Durval Filho
Data de publicação: 25/11/2005
A Antônio Manoel Claro
Quando se tem um importante dever a ser cumprido e faltam executores com competência; a missão, que não está nem aí, continua a exigir que a executem. Assim pensando, que me debruço nesta crônica para contar a história de um homem simples que cumpriu muito bem as várias missões que o destino lhe outorgou, nestes seus 85 anos de idade.
Quando do entardecer de seus dias chega o crepúsculo, o sol pinta no horizonte e as nuvens em constantes movimentos projetam um filme saído da memória; percebo as imagens e, aí então, eu as reproduzo. Sim, meu avô materno, nascido no interior e vindo de família humilde, desde menino, como tantos outros, teve de trabalhar duro e muito trabalhou, sendo sempre criativo e inteligente.
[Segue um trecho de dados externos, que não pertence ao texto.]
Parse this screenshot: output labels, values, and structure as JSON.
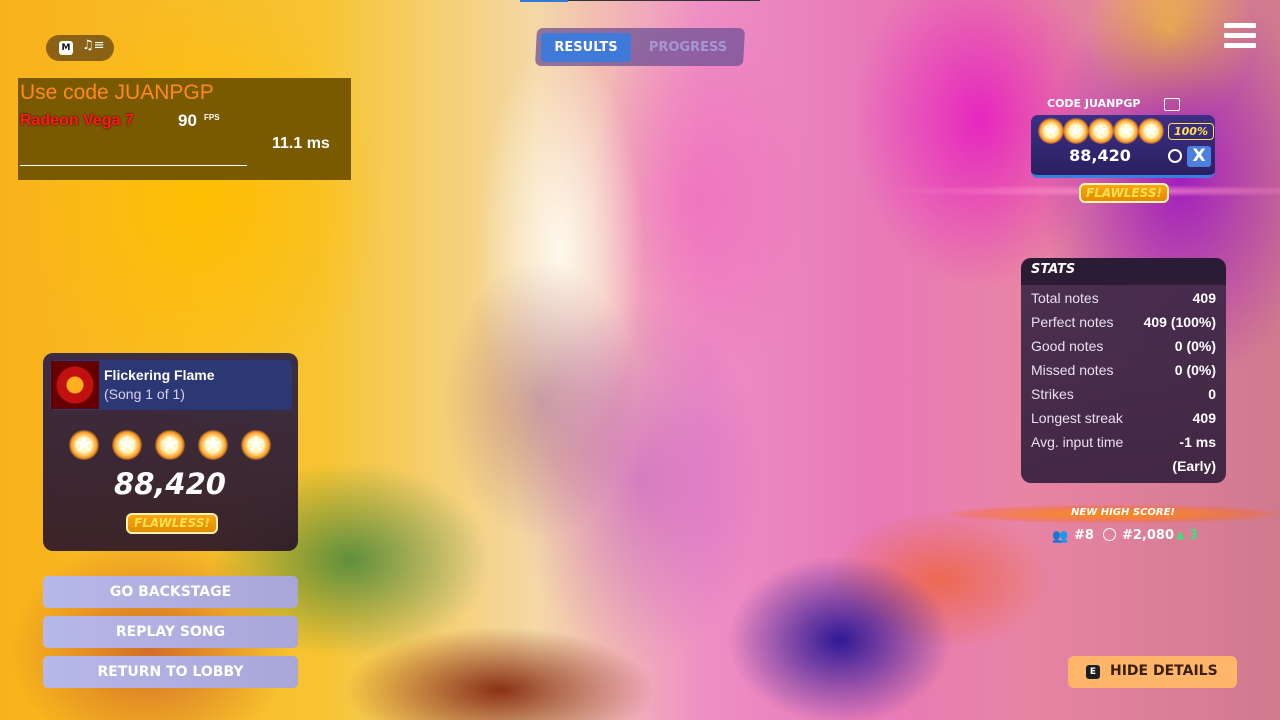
{
  "tabs": {
    "results": "RESULTS",
    "progress": "PROGRESS"
  },
  "hud": {
    "m_key": "M",
    "music_icon": "music-queue-icon"
  },
  "overlay": {
    "code": "Use code JUANPGP",
    "gpu": "Radeon Vega 7",
    "fps": "90",
    "fps_unit": "FPS",
    "frame_time": "11.1 ms"
  },
  "song": {
    "title": "Flickering Flame",
    "subtitle": "(Song 1 of 1)",
    "stars": 5,
    "score": "88,420",
    "badge": "FLAWLESS!"
  },
  "buttons": {
    "backstage": "GO BACKSTAGE",
    "replay": "REPLAY SONG",
    "lobby": "RETURN TO LOBBY"
  },
  "player": {
    "code": "CODE JUANPGP",
    "stars": 5,
    "accuracy": "100%",
    "score": "88,420",
    "instrument": "X",
    "badge": "FLAWLESS!"
  },
  "stats": {
    "title": "STATS",
    "rows": [
      {
        "label": "Total notes",
        "value": "409"
      },
      {
        "label": "Perfect notes",
        "value": "409 (100%)"
      },
      {
        "label": "Good notes",
        "value": "0 (0%)"
      },
      {
        "label": "Missed notes",
        "value": "0 (0%)"
      },
      {
        "label": "Strikes",
        "value": "0"
      },
      {
        "label": "Longest streak",
        "value": "409"
      },
      {
        "label": "Avg. input time",
        "value": "-1 ms"
      },
      {
        "label": "",
        "value": "(Early)"
      }
    ]
  },
  "highscore": {
    "label": "NEW HIGH SCORE!",
    "friends_rank": "#8",
    "global_rank": "#2,080",
    "rank_change": "3"
  },
  "footer": {
    "e_key": "E",
    "hide_details": "HIDE DETAILS"
  },
  "colors": {
    "accent": "#3f7ad8",
    "gold": "#ffe050",
    "positive": "#3fe07a"
  }
}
Se hoje ele sabe ler, não foi graças à escola. Aprendeu a escrever e a fazer contas como ninguém, de preferência usando a memória. Curioso, desde pequeno observa a vida e dela tira as várias lições que o fizeram grande. Meu avô venceu, justamente, porque aprendeu a lutar contra a falta de oportunidades, fabricando-as quando os dias não lhe ofereciam.
O humor e a arte não podiam deixar de estar presentes neste homem que ainda jovem casa e constitui família. A música, que saía da viola e embalava os sonhos do casal, logo ecoou pelas fazendas da região em belas composições de meu avô e seu irmão. Ritmo que tornava a vida dura mais amena e embalava as festas do interior ao som da dupla que cantava; desde o louvor religioso, na hora da reza do terço, às belas modas sertanejas, nas noites divertidas regadas com vinho e danças, principalmente a catira, que dançavam tão bem.
Nestes momentos festivos, não podiam faltar a conversa amiga, as piadas e o contar dos “causos” que alegravam os ouvintes, em volta da fogueira. Eu que não vivi pessoalmente tão felizes instantes só tenho a agradecer meu avô por ter-me contado com riqueza de detalhes e com muito humor os seus velhos “causos”.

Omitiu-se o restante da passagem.